Having lost her Tropicana backing, Shawna was picked up by BAM Racing, a small Winston Cup team run by Beth Ann Morgenthau. Shawna was scheduled to take part in 24 Winston Cup races, and finished her first race, at Daytona, in 24th. However, things went downhill from there, and the Iowa driver often found herself being substituted for her team-mate, or running on experimental and unsuitable car setups. She lasted seven races with the team, during which she scored no notable points, before being released.
Vowing to carry on, Shawna put the BAM debacle behind her and tried her hand at the Craftsman Truck series, supported by Mike Starr. In a newsworthy move, her team hired an all-female pit crew for her first race at Texas. It was a move that almost paid off; Shawna was 18th overall at the end of the race, after a mistimed pitstop put her down the field. She had been running much higher than that previously. The other two races she took part in ended in engine failures.

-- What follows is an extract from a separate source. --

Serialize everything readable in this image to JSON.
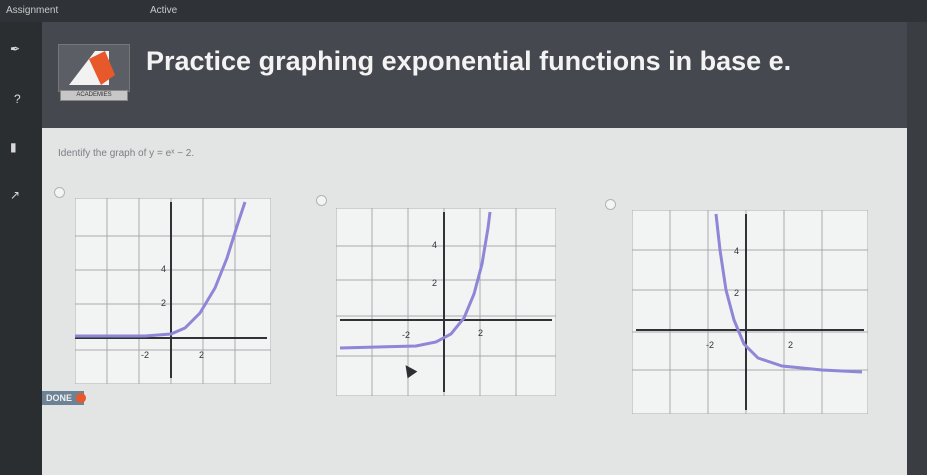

After her funds dried up, she went back to running her own interior design business during 2004. She has among her client list several Winston Cup drivers and team managers, and is highly-regarded in this field.
Shawna attempted a comeback in 2005, driving a Keith Coleman Racing Chevrolet Monte Carlo in the Busch Series. She was retained by the team for six races, finishing five of them, but with no success.
She has not been active in motorsport since then and her official website has been taken down. Shawna now works as an interior designer. In 2014, it was announced that she had breast cancer, which happily went into remission at the end of 2015.